Die Palästinensische Befreiungsorganisation PLO will sich nicht länger an die Verträge halten, die sie seit Beginn des Osloer Friedensprozesses im September 1993 mit Israel abgeschlossen hat. "Die Übergangsperiode, die in den in Oslo, Kairo und Washington unterzeichneten Abkommen vereinbart wurde, sowie einhergehende Verpflichtungen sind nicht länger gültig", heißt es in einer am Montag veröffentlichten Mitteilung des Zentralrats der Organisation.
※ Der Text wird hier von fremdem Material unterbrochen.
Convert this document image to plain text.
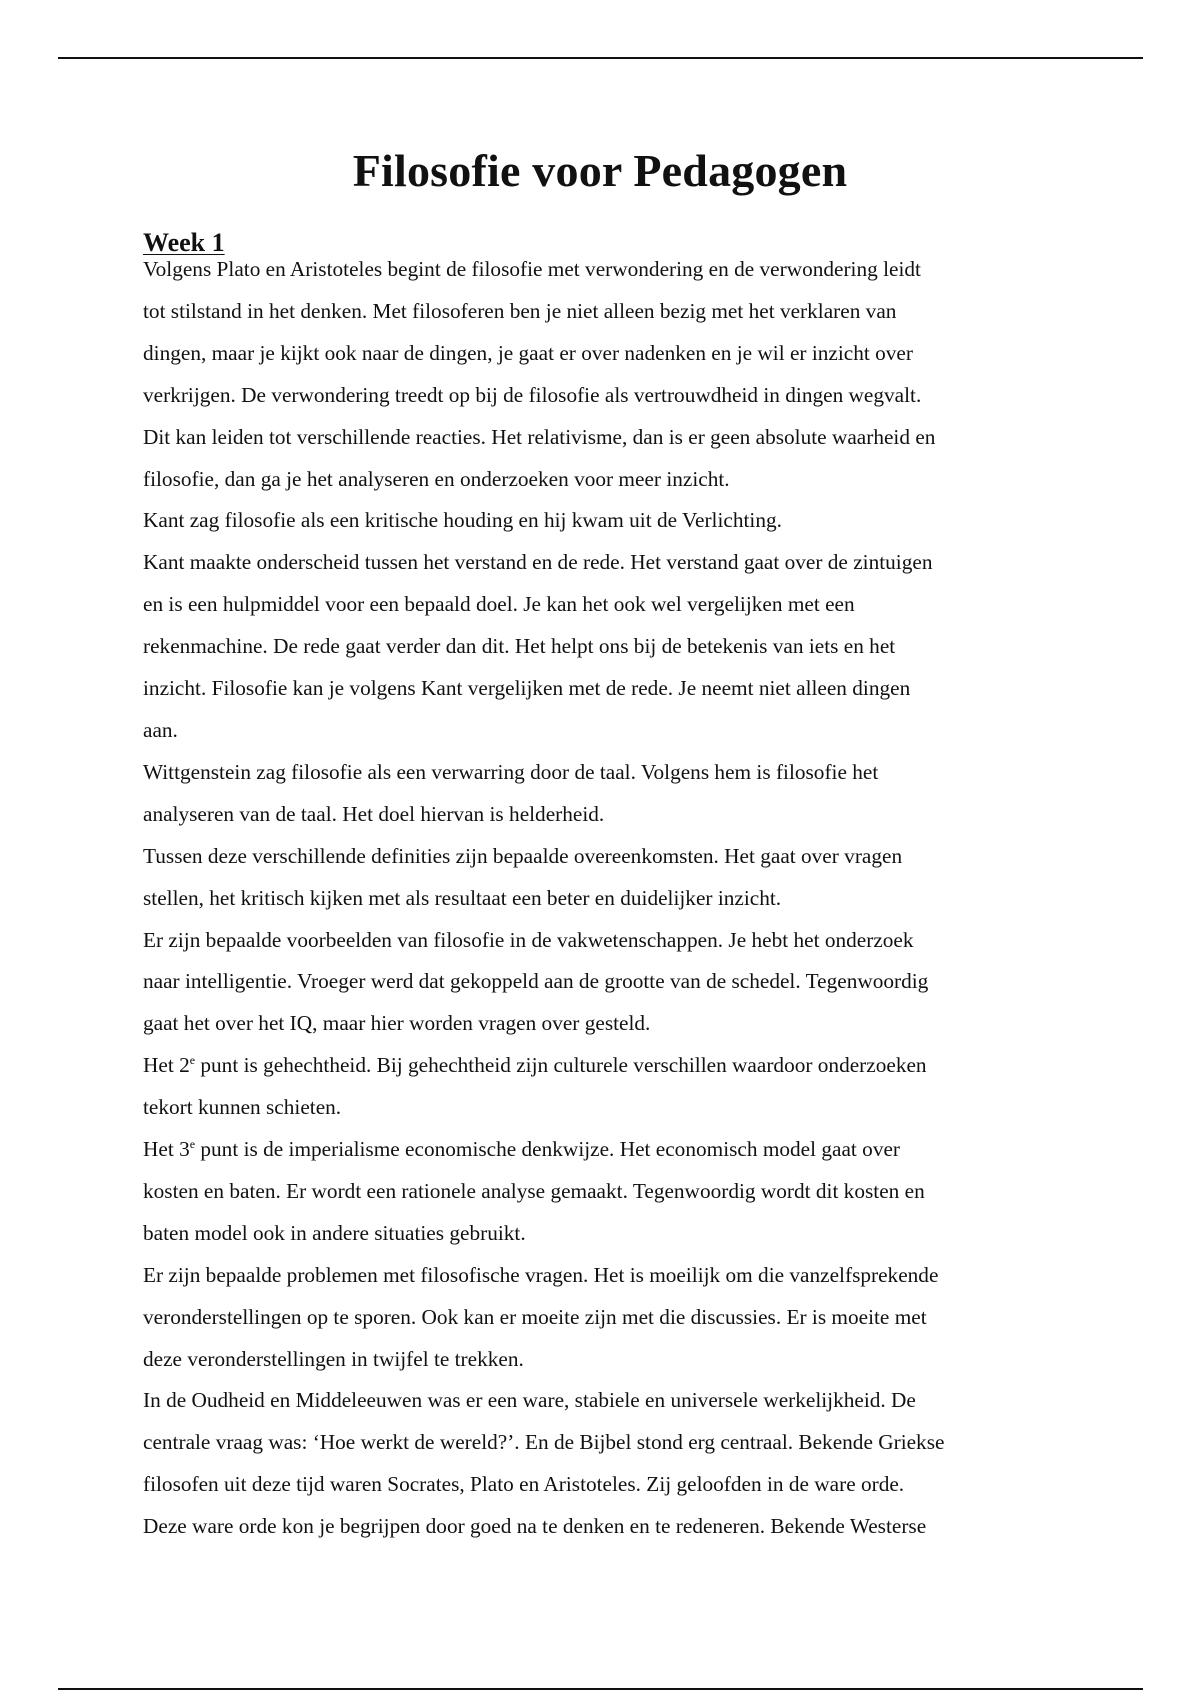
Filosofie voor Pedagogen
Week 1

Volgens Plato en Aristoteles begint de filosofie met verwondering en de verwondering leidt
tot stilstand in het denken. Met filosoferen ben je niet alleen bezig met het verklaren van
dingen, maar je kijkt ook naar de dingen, je gaat er over nadenken en je wil er inzicht over
verkrijgen. De verwondering treedt op bij de filosofie als vertrouwdheid in dingen wegvalt.
Dit kan leiden tot verschillende reacties. Het relativisme, dan is er geen absolute waarheid en
filosofie, dan ga je het analyseren en onderzoeken voor meer inzicht.
Kant zag filosofie als een kritische houding en hij kwam uit de Verlichting.
Kant maakte onderscheid tussen het verstand en de rede. Het verstand gaat over de zintuigen
en is een hulpmiddel voor een bepaald doel. Je kan het ook wel vergelijken met een
rekenmachine. De rede gaat verder dan dit. Het helpt ons bij de betekenis van iets en het
inzicht. Filosofie kan je volgens Kant vergelijken met de rede. Je neemt niet alleen dingen
aan.
Wittgenstein zag filosofie als een verwarring door de taal. Volgens hem is filosofie het
analyseren van de taal. Het doel hiervan is helderheid.
Tussen deze verschillende definities zijn bepaalde overeenkomsten. Het gaat over vragen
stellen, het kritisch kijken met als resultaat een beter en duidelijker inzicht.
Er zijn bepaalde voorbeelden van filosofie in de vakwetenschappen. Je hebt het onderzoek
naar intelligentie. Vroeger werd dat gekoppeld aan de grootte van de schedel. Tegenwoordig
gaat het over het IQ, maar hier worden vragen over gesteld.
Het 2e punt is gehechtheid. Bij gehechtheid zijn culturele verschillen waardoor onderzoeken
tekort kunnen schieten.
Het 3e punt is de imperialisme economische denkwijze. Het economisch model gaat over
kosten en baten. Er wordt een rationele analyse gemaakt. Tegenwoordig wordt dit kosten en
baten model ook in andere situaties gebruikt.
Er zijn bepaalde problemen met filosofische vragen. Het is moeilijk om die vanzelfsprekende
veronderstellingen op te sporen. Ook kan er moeite zijn met die discussies. Er is moeite met
deze veronderstellingen in twijfel te trekken.
In de Oudheid en Middeleeuwen was er een ware, stabiele en universele werkelijkheid. De
centrale vraag was: ‘Hoe werkt de wereld?’. En de Bijbel stond erg centraal. Bekende Griekse
filosofen uit deze tijd waren Socrates, Plato en Aristoteles. Zij geloofden in de ware orde.
Deze ware orde kon je begrijpen door goed na te denken en te redeneren. Bekende Westerse
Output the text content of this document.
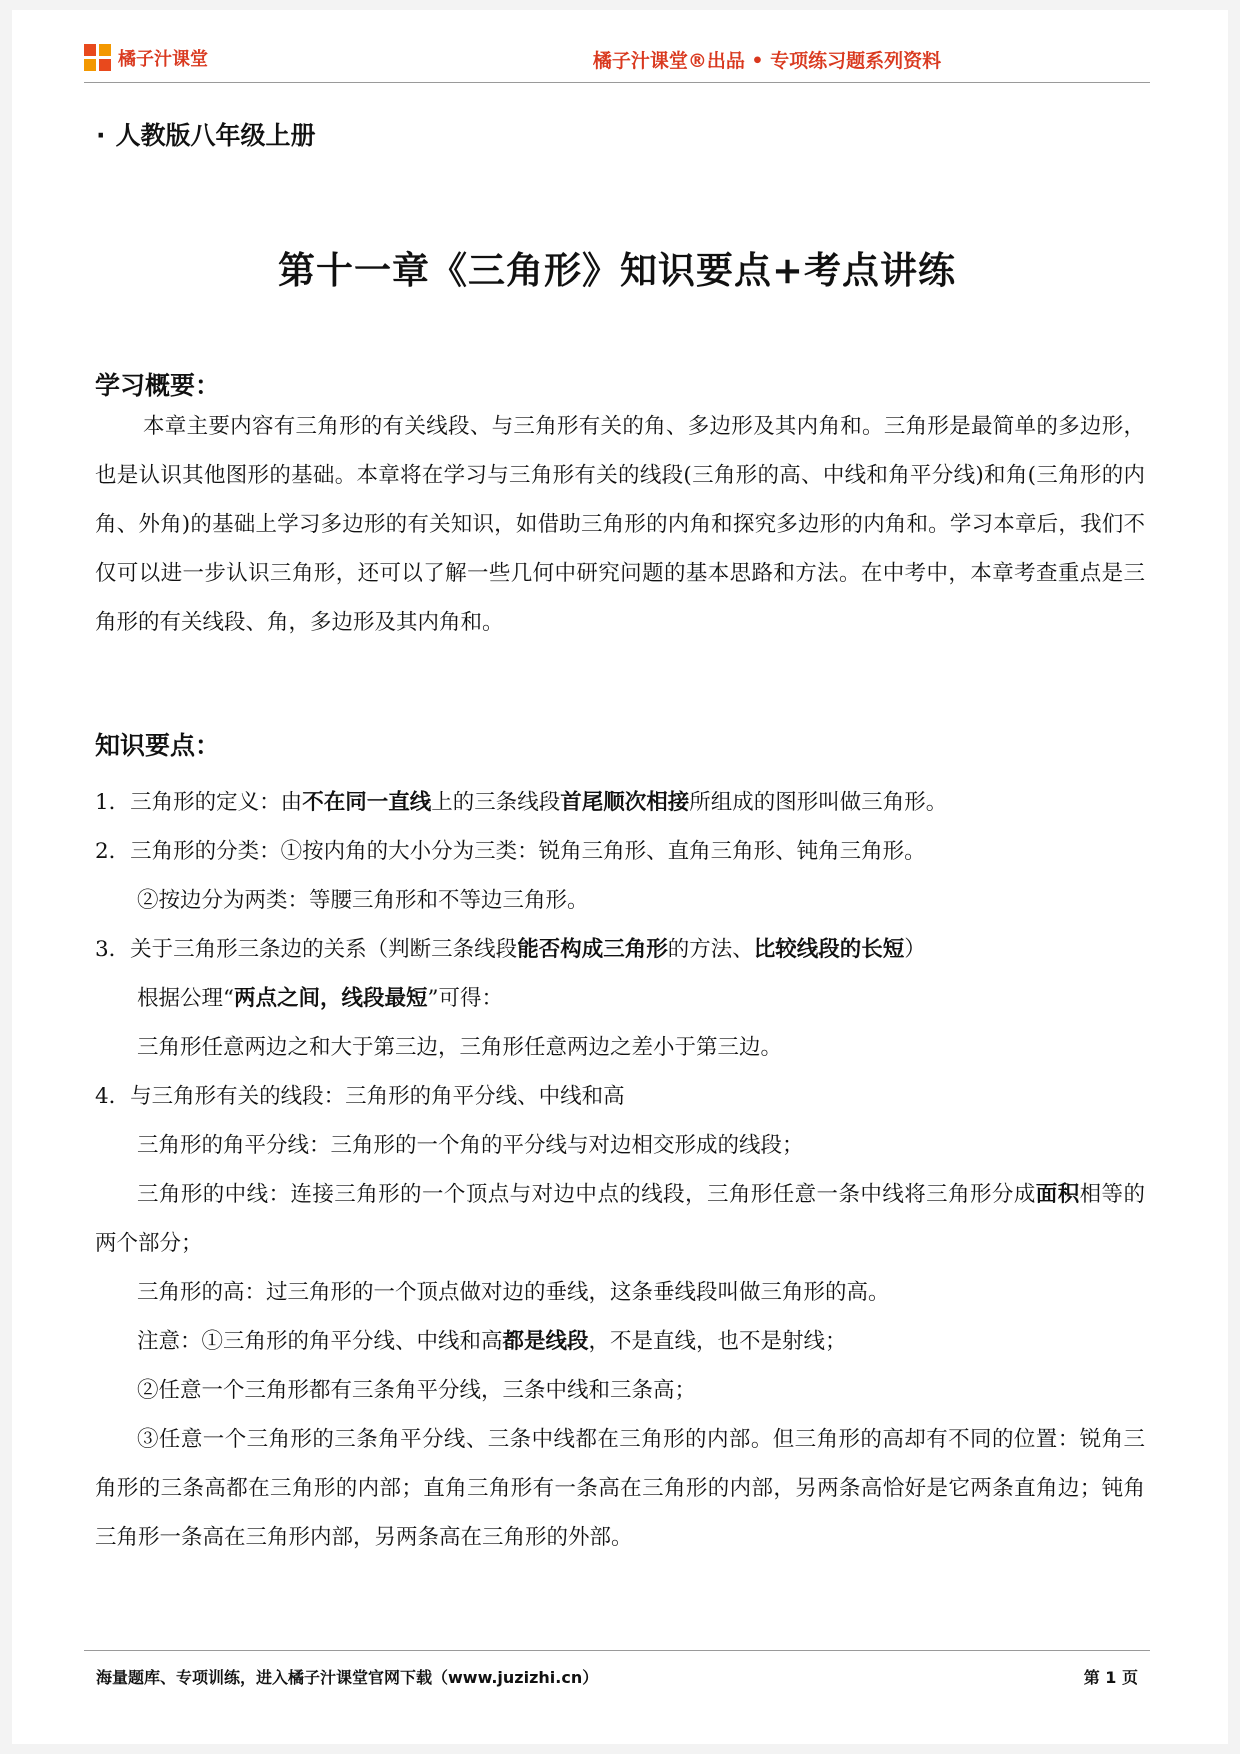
橘子汁课堂	橘子汁课堂®出品 • 专项练习题系列资料
· 人教版八年级上册
第十一章《三角形》知识要点+考点讲练
学习概要：
本章主要内容有三角形的有关线段、与三角形有关的角、多边形及其内角和。三角形是最简单的多边形，也是认识其他图形的基础。本章将在学习与三角形有关的线段(三角形的高、中线和角平分线)和角(三角形的内角、外角)的基础上学习多边形的有关知识，如借助三角形的内角和探究多边形的内角和。学习本章后，我们不仅可以进一步认识三角形，还可以了解一些几何中研究问题的基本思路和方法。在中考中，本章考查重点是三角形的有关线段、角，多边形及其内角和。
知识要点：

1．三角形的定义：由不在同一直线上的三条线段首尾顺次相接所组成的图形叫做三角形。

2．三角形的分类：①按内角的大小分为三类：锐角三角形、直角三角形、钝角三角形。

②按边分为两类：等腰三角形和不等边三角形。

3．关于三角形三条边的关系（判断三条线段能否构成三角形的方法、比较线段的长短）

根据公理“两点之间，线段最短”可得：

三角形任意两边之和大于第三边，三角形任意两边之差小于第三边。

4．与三角形有关的线段：三角形的角平分线、中线和高

三角形的角平分线：三角形的一个角的平分线与对边相交形成的线段；

三角形的中线：连接三角形的一个顶点与对边中点的线段，三角形任意一条中线将三角形分成面积相等的两个部分；

三角形的高：过三角形的一个顶点做对边的垂线，这条垂线段叫做三角形的高。

注意：①三角形的角平分线、中线和高都是线段，不是直线，也不是射线；

②任意一个三角形都有三条角平分线，三条中线和三条高；

③任意一个三角形的三条角平分线、三条中线都在三角形的内部。但三角形的高却有不同的位置：锐角三角形的三条高都在三角形的内部；直角三角形有一条高在三角形的内部，另两条高恰好是它两条直角边；钝角三角形一条高在三角形内部，另两条高在三角形的外部。

海量题库、专项训练，进入橘子汁课堂官网下载（www.juzizhi.cn）	第 1 页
Die Sicherheitskooperation mit Israel soll ausgesetzt werden, und der letztendlich ausschlaggebende PLO-Exekutivrat wird beauftragt, "die Anerkennung Israels außer Kraft zu setzen", bis Israel umgekehrt "den Staat Palästina in den Grenzen von 1967 anerkennt und die Entscheidung, Ostjerusalem zu annektieren, widerruft sowie den Siedlungsbau stoppt".

Die zweitägige Sitzung des PLO-Zentralrats im palästinensischen Autonomiegebiet in Ramallah trug die Überschrift "Jerusalem, die ewige Hauptstadt des Staates Palästina" und galt zentral der jüngsten Erklärung von US-Präsident Donald Trump, Jerusalem als Hauptstadt Israels anzuerkennen.